L’opinion de Miss Léo :
Oh, la belle réussite que voilà ! J’ai tout aimé dans ce roman : le style, la construction, les personnages, tous intéressants (policiers, victimes et bourreaux). Il est pourtant difficile d’en parler sans en déflorer l’intrigue, et je ne voudrais surtout pas vous gâcher le plaisir de la découverte déjà partiellement entamé par la quatrième de couverture. Tout le récit tourne en effet autour de la question suivante : qui est réellement Alex ? Camille Verhoeven et ses collègues s’efforcent de percer le mystère de la personnalité d’une victime peut-être moins innocente qu’il n’y paraît.

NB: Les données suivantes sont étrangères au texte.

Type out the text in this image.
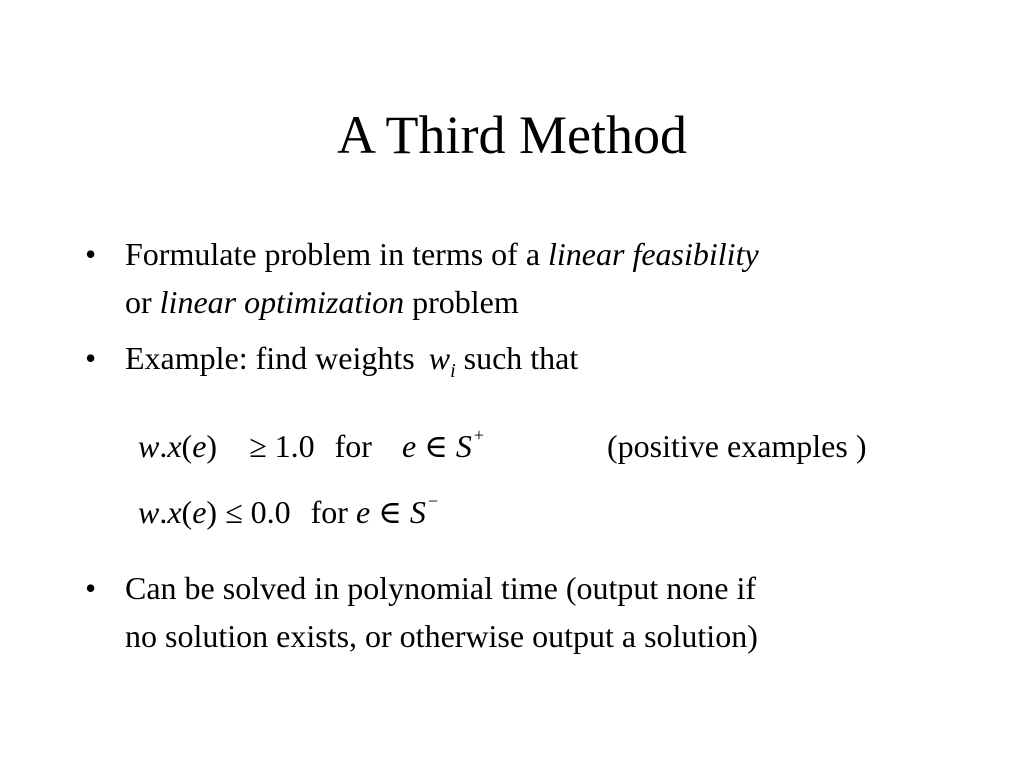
A Third Method
• Formulate problem in terms of a linear feasibility
or linear optimization problem
• Example: find weights $w_i$ such that
w.x(e) ≥ 1.0 for e ∈ S +	(positive examples )
w.x(e) ≤ 0.0 for e ∈ S −
• Can be solved in polynomial time (output none if
no solution exists, or otherwise output a solution)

Pierre Lemaitre signe un thriller d’excellente facture, très sombre et admirablement maîtrisé. Les chapitres suivent alternativement Alex et les policiers chargés de l’enquête, tout au long des trois parties qui constituent le roman. Ce découpage n’a rien d’artificiel ni d’anodin ; si la seconde partie demeure relativement classique dans sa conception, la première et la troisième sont quant à elles bien plus originales, et se révèlent surprenantes à bien des égards. L’intrigue est pleine de rebondissements, et réserve son lot de coups de théâtre, ce qui n’empêche pas le lecteur d’échafauder ses propres hypothèses, en tenant compte des quelques subtils indices disséminés ça et là. On pressent quelque chose de terrible, d’inattendu, et le dénouement est à la hauteur de l’attente, monstrueux et plein d’émotion.Le plus remarquable dans ce captivant récit est sans nul doute la façon dont l’auteur fait évoluer ses personnages, dont on découvre progressivement les multiples facettes, au delà des apparences initiales. Pierre Lemaitre tire les ficelles et manipule constamment son lecteur, jouant sur l’identification et l’empathie ressentie par ce dernier. Alex, en particulier, se révèle pleine de contradictions, tour à tour petit animal apeuré et femme fatale impitoyablement déterminée. Elle attendrit et effraye à la fois, et la perception qu’en a le lecteur change constamment, ce qui contribue à la grande réussite du roman. Signalons également le caractère atypique du commissaire Verhoeven, auquel Lemaitre a d’ailleurs consacré une trilogie, dont le présent opus constitue le volume central (après Travail soigné et avant Sacrifices). Il n’est pas nécessaire d’avoir lu le premier volume pour apprécier celui-ci, mais cela est tout de même recommandé, afin de mieux appréhender les dilemnes et les crises de conscience de cet enquêteur tourmenté.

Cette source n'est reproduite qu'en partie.